Washington, DC — Federal employees in national parks, wildlife refuge and even marine sanctuaries suffered more attacks and threats in 2012 than in the previous year, according to agency figures obtained by Public Employees for Environmental Responsibility (PEER). Reported incidents rose more than 40% in wildlife refuges and in areas patrolled by the U.S. Park Police and by more than 12% in national parks.
The year began with the shooting death of Mount Rainier National Park law enforcement ranger Margaret Anderson on January 1, 2012 in Washington State. She was only was the ninth ranger killed in the line of duty since the National Park Service was founded in 1916. A park ranger was last killed in 2002, at Organ Pipe Cactus National Monument in Arizona, while chasing drug traffickers.

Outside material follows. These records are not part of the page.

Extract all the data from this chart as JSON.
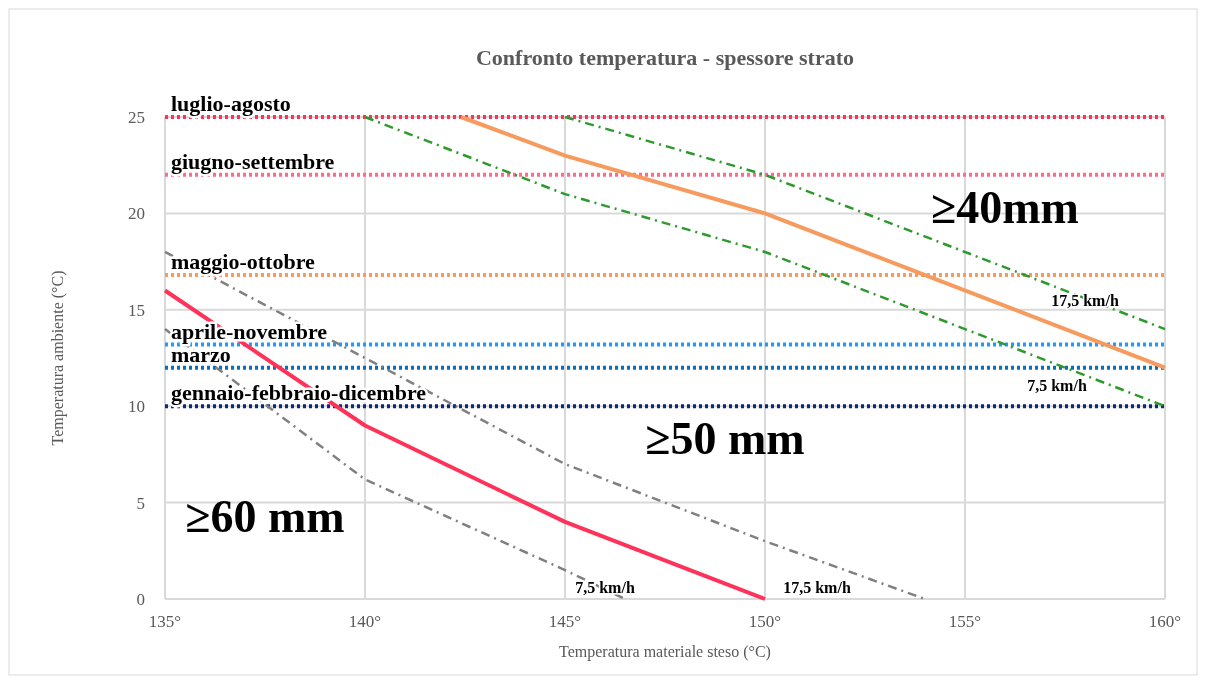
{
  "chart_data": {
    "type": "line",
    "title": "Confronto temperatura - spessore strato",
    "xlabel": "Temperatura materiale steso (°C)",
    "ylabel": "Temperatura ambiente (°C)",
    "xlim": [
      135,
      160
    ],
    "xticks": [
      {
        "value": 135,
        "label": "135°"
      },
      {
        "value": 140,
        "label": "140°"
      },
      {
        "value": 145,
        "label": "145°"
      },
      {
        "value": 150,
        "label": "150°"
      },
      {
        "value": 155,
        "label": "155°"
      },
      {
        "value": 160,
        "label": "160°"
      }
    ],
    "ylim": [
      0,
      25
    ],
    "yticks": [
      0,
      5,
      10,
      15,
      20,
      25
    ],
    "grid": true,
    "series": [
      {
        "color": "#ff3359",
        "line_style": "solid",
        "x": [
          135,
          140,
          145,
          150
        ],
        "values": [
          16,
          9,
          4,
          0
        ]
      },
      {
        "color": "#f79a5e",
        "line_style": "solid",
        "x": [
          142.4,
          145,
          150,
          160
        ],
        "values": [
          25,
          23,
          20,
          12
        ]
      },
      {
        "color": "#2e9a2e",
        "line_style": "dashdot",
        "x": [
          145,
          150,
          160
        ],
        "values": [
          25,
          22,
          14
        ]
      },
      {
        "color": "#2e9a2e",
        "line_style": "dashdot",
        "x": [
          140,
          145,
          150,
          160
        ],
        "values": [
          25,
          21,
          18,
          10
        ]
      },
      {
        "color": "#808080",
        "line_style": "dashdot",
        "x": [
          135,
          140,
          145,
          146.5
        ],
        "values": [
          14,
          6.2,
          1.5,
          0
        ]
      },
      {
        "color": "#808080",
        "line_style": "dashdot",
        "x": [
          135,
          140,
          145,
          150,
          154
        ],
        "values": [
          18,
          12.5,
          7,
          3,
          0
        ]
      }
    ],
    "ref_lines": [
      {
        "axis": "y",
        "value": 25,
        "label": "luglio-agosto",
        "color": "#ff3359",
        "line_style": "dotted"
      },
      {
        "axis": "y",
        "value": 22,
        "label": "giugno-settembre",
        "color": "#ff6b8a",
        "line_style": "dotted"
      },
      {
        "axis": "y",
        "value": 16.8,
        "label": "maggio-ottobre",
        "color": "#f79a5e",
        "line_style": "dotted"
      },
      {
        "axis": "y",
        "value": 13.2,
        "label": "aprile-novembre",
        "color": "#1e9bff",
        "line_style": "dotted"
      },
      {
        "axis": "y",
        "value": 12,
        "label": "marzo",
        "color": "#0a6ebd",
        "line_style": "dotted"
      },
      {
        "axis": "y",
        "value": 10,
        "label": "gennaio-febbraio-dicembre",
        "color": "#0a2a80",
        "line_style": "dotted"
      }
    ],
    "annotations": [
      "≥40mm",
      "≥50 mm",
      "≥60 mm",
      "17,5 km/h",
      "7,5 km/h",
      "7,5 km/h",
      "17,5 km/h"
    ]
  }
}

Drugs and alcohol appeared to play a role in a large number of incidents which included –
- In September, a Bureau of Land Management worker was shot at while driving a Bureau vehicle;
- A fleeing subject attempted to run over a U.S. Park Police officer with his car; and
- A visitor center for a wildlife refuge received a note with profane racist remarks and a threat to burn the center down.
“Unfortunately, violence and abuse directed against public servants is becoming more common,” stated PEER Executive Director Jeff Ruch, noting that factors cited by employees include conflicts over resource protection policies, growing use of public lands for meth labs and marijuana plantations as well as deeper penetration of backcountry by off-road vehicles. The figures do not show any clear pattern reflecting liberalized loaded firearm rules in national parks and refuges which went into effect in 2010. “The saying ‘it’s not easy being green’ is becoming truer with each passing year.”
The biggest annual jump in 2012 was seen by the U.S. Park Police (42.9%) which represents the highest number (100) of violent incidents in its history. National wildlife refuges operated by the U.S. Fish & Wildlife Services saw a similar increase but with much smaller totals while marine sanctuaries (25%) run by the National Oceanic & Atmospheric Administration and national parks (12.9%) also experienced hikes. At the same time, the Bureau of Land Management registered a small drop (4.3%) in cases.
“The one certainty is that these agencies will have less support to cope with increasing demands in the year ahead,” added Ruch, noting the U.S. Park Police narrowly avoided furloughs of officers due to cutbacks which are likely to be deeper in the next budget. “PEER has been extracting this data as a tool to persuade agency managers that assault against their own staff is a matter they should be studying and seeking to address.”
PEER has maintained a database of incidents against federal resource employees since the 1995 bombing of the Alfred P. Murrah Federal Building in Oklahoma City. Most of the agencies did not track this type of information when PEER first started submitting Freedom of Information Act requests but now all maintain some data, although it is often not consistent or complete. For example, the Park Service does not maintain records of attacks on non-law enforcement personnel while the U.S. Forest Service now lumps into its violence reports incidents which do not involve threats or attacks. The U.S. Justice Department stopped tracking assaults on federal employees back in 2002, after it persuaded Congress to repeal a reporting requirement for such incidents.